Prawdę skrywa mój post z 24.07, po prostu nie mam chwilowo czasu, bo mi dach zalało, a nie mam kiedy tego zrobić (albo jestem w pracy, albo pada). Ostatnie, co kiedykolwiek mnie obchodziło, to licznik pobrań.
W sedno trafiła nover, brawa dla tej pani:
Może się mylę, że przecież robisz to, bo to lubisz, czyż nie?

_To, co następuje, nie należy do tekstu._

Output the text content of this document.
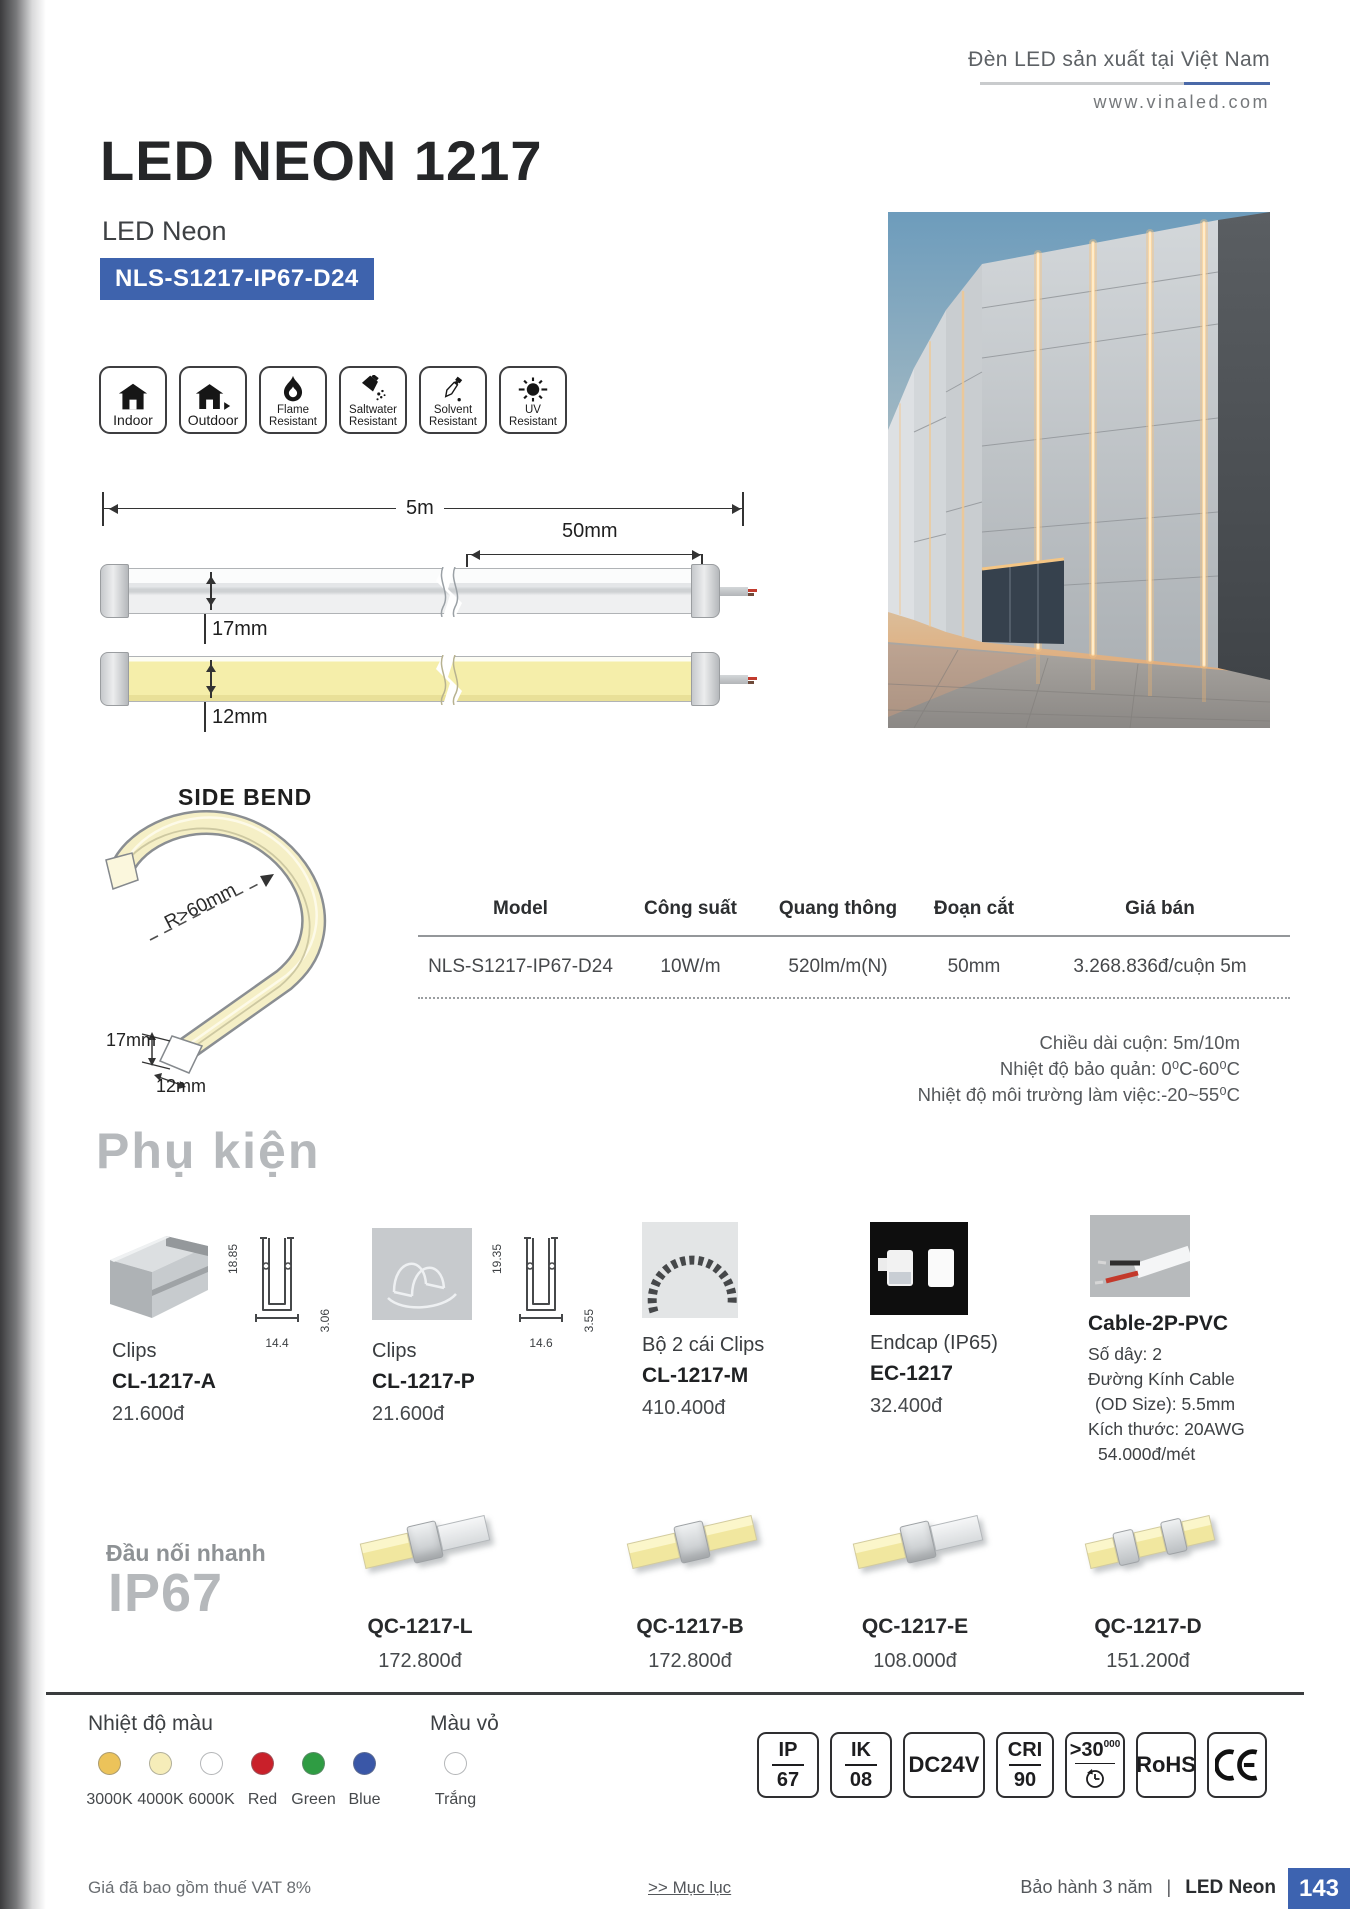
Đèn LED sản xuất tại Việt Nam
www.vinaled.com
LED NEON 1217
LED Neon
NLS-S1217-IP67-D24
Indoor Outdoor
Flame
Resistant
Saltwater
Resistant
Solvent
Resistant
UV
Resistant
5m
50mm
17mm
12mm
SIDE BEND
R>60mm
17mm
12mm
Model	Công suất	Quang thông	Đoạn cắt	Giá bán
NLS-S1217-IP67-D24	10W/m	520lm/m(N)	50mm	3.268.836đ/cuộn 5m
Chiều dài cuộn: 5m/10m
Nhiệt độ bảo quản: 0⁰C-60⁰C
Nhiệt độ môi trường làm việc:-20~55⁰C
Phụ kiện
18.85
3.06
14.4
Clips
CL-1217-A
21.600đ
19.35
3.55
14.6
Clips
CL-1217-P
21.600đ
Bộ 2 cái Clips
CL-1217-M
410.400đ
Endcap (IP65)
EC-1217
32.400đ
Cable-2P-PVC
Số dây: 2
Đường Kính Cable
(OD Size): 5.5mm
Kích thước: 20AWG
54.000đ/mét
Đầu nối nhanh
IP67
QC-1217-L
172.800đ
QC-1217-B
172.800đ
QC-1217-E
108.000đ
QC-1217-D
151.200đ
Nhiệt độ màu
3000K 4000K 6000K Red Green Blue
Màu vỏ
Trắng
IP
67
IK
08
DC24V
CRI
90
$>30^{000}$
RoHS
Giá đã bao gồm thuế VAT 8%	>> Mục lục	Bảo hành 3 năm | LED Neon 143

Za to ta łajza Sir_Ace niech się lepiej nie pokazuje, bo mu Chirico dupsko skopie za sam-wie-co.
Wakabayashi, w 'Jako że' na początku zdania nie stawia się przecinka, zasada cofania przecinka.
Offline
Myślałem, że jakąś dramę rozkręcicie i będzie co poczytać, a tu kicha
Przecież ja jestem chamskim, wrednym, paskudnym, złośliwym trollem i padliście ofiarą moich niecnych czynów.